Mahomet and His Successors
- A French edition of Mahomet and His Successors
- Author: Washington Irving
- Language: English
- Genre: Biography History
- Publication date: 1850
- Publication place: New York and London

= Mahomet and His Successors =

1850 book written by Washington Irving

Mahomet and His Successors is a book written by American author Washington Irving, and published in 1850. It is in two parts, the first covering the life of Muhammad, the second and longer covering the lives of his immediate successors.

==Composition and publication history==
Irving began writing notes for a book on Muhammad as early as 1827 while working on his biography of Christopher Columbus.
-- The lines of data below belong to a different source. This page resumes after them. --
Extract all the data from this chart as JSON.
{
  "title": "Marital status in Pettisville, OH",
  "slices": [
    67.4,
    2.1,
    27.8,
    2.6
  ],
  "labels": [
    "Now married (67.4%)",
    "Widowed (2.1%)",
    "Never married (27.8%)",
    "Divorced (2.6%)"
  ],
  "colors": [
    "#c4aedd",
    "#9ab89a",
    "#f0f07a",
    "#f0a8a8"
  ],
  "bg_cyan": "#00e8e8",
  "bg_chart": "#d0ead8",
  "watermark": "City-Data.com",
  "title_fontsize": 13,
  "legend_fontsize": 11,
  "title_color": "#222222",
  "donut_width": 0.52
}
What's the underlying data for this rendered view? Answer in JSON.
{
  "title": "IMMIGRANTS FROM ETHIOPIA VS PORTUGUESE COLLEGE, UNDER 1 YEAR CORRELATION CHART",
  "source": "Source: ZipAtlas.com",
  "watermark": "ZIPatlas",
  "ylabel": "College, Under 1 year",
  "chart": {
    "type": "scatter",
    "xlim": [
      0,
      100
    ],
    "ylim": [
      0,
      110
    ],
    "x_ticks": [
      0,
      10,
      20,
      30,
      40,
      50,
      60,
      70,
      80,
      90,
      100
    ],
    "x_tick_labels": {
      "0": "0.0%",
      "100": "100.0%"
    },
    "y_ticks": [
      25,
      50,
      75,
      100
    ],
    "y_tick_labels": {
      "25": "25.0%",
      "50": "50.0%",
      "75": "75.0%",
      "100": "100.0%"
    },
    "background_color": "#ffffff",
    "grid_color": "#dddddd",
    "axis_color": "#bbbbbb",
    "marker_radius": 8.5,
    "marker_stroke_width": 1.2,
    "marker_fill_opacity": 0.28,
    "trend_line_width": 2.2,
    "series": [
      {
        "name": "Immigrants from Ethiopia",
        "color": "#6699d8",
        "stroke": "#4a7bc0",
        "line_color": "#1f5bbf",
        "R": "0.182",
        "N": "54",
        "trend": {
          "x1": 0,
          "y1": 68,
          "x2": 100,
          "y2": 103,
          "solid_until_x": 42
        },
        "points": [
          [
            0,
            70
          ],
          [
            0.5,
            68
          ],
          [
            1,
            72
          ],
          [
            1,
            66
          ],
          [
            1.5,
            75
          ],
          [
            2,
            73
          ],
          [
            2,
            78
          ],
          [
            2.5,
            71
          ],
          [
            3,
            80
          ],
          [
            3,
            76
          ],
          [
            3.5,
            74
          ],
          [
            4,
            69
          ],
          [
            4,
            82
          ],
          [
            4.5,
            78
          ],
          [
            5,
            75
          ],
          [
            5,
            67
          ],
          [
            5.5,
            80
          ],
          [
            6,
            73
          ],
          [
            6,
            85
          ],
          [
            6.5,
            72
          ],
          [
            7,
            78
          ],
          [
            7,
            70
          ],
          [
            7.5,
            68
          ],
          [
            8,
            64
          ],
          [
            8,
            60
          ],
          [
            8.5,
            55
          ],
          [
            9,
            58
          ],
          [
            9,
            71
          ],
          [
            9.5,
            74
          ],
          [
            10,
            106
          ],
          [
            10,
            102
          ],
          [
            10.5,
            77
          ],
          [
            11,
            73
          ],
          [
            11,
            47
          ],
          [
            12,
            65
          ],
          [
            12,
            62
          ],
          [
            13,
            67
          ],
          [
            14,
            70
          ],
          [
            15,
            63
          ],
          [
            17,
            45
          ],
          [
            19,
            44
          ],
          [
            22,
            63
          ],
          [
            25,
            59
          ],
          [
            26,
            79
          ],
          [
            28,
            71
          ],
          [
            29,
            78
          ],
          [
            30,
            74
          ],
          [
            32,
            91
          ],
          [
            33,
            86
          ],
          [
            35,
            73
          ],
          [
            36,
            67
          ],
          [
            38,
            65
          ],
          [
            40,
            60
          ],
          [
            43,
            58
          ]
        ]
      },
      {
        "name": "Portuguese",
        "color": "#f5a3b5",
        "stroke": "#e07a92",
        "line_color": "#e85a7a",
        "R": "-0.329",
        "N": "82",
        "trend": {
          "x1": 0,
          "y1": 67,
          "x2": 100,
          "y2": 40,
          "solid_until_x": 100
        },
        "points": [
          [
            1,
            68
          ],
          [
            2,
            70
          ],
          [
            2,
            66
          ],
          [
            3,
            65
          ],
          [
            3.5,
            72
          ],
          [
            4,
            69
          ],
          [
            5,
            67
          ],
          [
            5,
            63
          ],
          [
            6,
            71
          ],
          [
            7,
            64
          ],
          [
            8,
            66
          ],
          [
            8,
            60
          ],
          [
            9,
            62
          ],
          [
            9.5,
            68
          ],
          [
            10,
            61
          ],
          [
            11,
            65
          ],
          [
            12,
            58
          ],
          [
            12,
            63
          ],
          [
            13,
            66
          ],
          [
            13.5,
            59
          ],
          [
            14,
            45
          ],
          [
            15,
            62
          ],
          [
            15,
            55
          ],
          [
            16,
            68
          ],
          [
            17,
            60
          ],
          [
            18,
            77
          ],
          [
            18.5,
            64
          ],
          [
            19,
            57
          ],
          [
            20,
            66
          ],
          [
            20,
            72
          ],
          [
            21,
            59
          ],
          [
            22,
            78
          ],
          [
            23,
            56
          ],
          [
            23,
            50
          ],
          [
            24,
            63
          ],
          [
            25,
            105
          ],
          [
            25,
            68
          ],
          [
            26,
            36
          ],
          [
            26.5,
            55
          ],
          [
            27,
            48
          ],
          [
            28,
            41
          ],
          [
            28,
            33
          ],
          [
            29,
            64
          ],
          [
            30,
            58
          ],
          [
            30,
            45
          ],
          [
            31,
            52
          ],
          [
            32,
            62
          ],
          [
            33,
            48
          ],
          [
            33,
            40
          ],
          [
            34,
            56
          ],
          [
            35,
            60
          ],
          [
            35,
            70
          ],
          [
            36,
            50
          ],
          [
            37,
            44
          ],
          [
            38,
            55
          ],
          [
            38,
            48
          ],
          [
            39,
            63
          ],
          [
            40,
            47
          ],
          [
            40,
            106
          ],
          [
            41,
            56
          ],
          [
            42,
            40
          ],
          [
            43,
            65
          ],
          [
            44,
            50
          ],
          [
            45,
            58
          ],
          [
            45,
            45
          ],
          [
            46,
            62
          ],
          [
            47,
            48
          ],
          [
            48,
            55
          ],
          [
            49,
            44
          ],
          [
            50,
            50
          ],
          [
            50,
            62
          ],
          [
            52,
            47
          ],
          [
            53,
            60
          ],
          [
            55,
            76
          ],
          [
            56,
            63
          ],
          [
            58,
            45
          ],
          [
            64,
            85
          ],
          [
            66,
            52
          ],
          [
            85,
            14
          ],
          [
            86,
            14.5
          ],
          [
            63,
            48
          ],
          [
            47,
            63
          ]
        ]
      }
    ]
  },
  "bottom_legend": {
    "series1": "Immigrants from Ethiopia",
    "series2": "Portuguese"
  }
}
He completed the first chapters of the book while simultaneously working on his Tales of the Alhambra. He offered The Life of Mahomet to Murray in England for 500 guineas. In a letter to the head of the firm, John Murray, dated October 8, 1827, Irving said: "In our conversation you will recollect it was agreed that I should receive 500 Gs. for the Legendary life of Mahomet ... I will thank you to have the work put to press as soon as possible". Irving later said The Life of Mahomet was set for inclusion in Murray's family library in 1831, but "circumstances prevented its publication at that time".

After returning to the United States from several years abroad and settling at his New York home Sunnyside, Irving revised The Life of Mahomet in 1849, and completed Lives of the Successors of Mahomet the following year. The two parts were published together as Mahomet and His Successors in 1850, with first editions appearing simultaneously in the United States (G. P. Putnam) and the United Kingdom (John Murray).

The work went through many editions in the nineteenth century, and the two parts were sometimes published separately. The first part, under the title of Mohammed, was reissued by Wordsworth in 2007.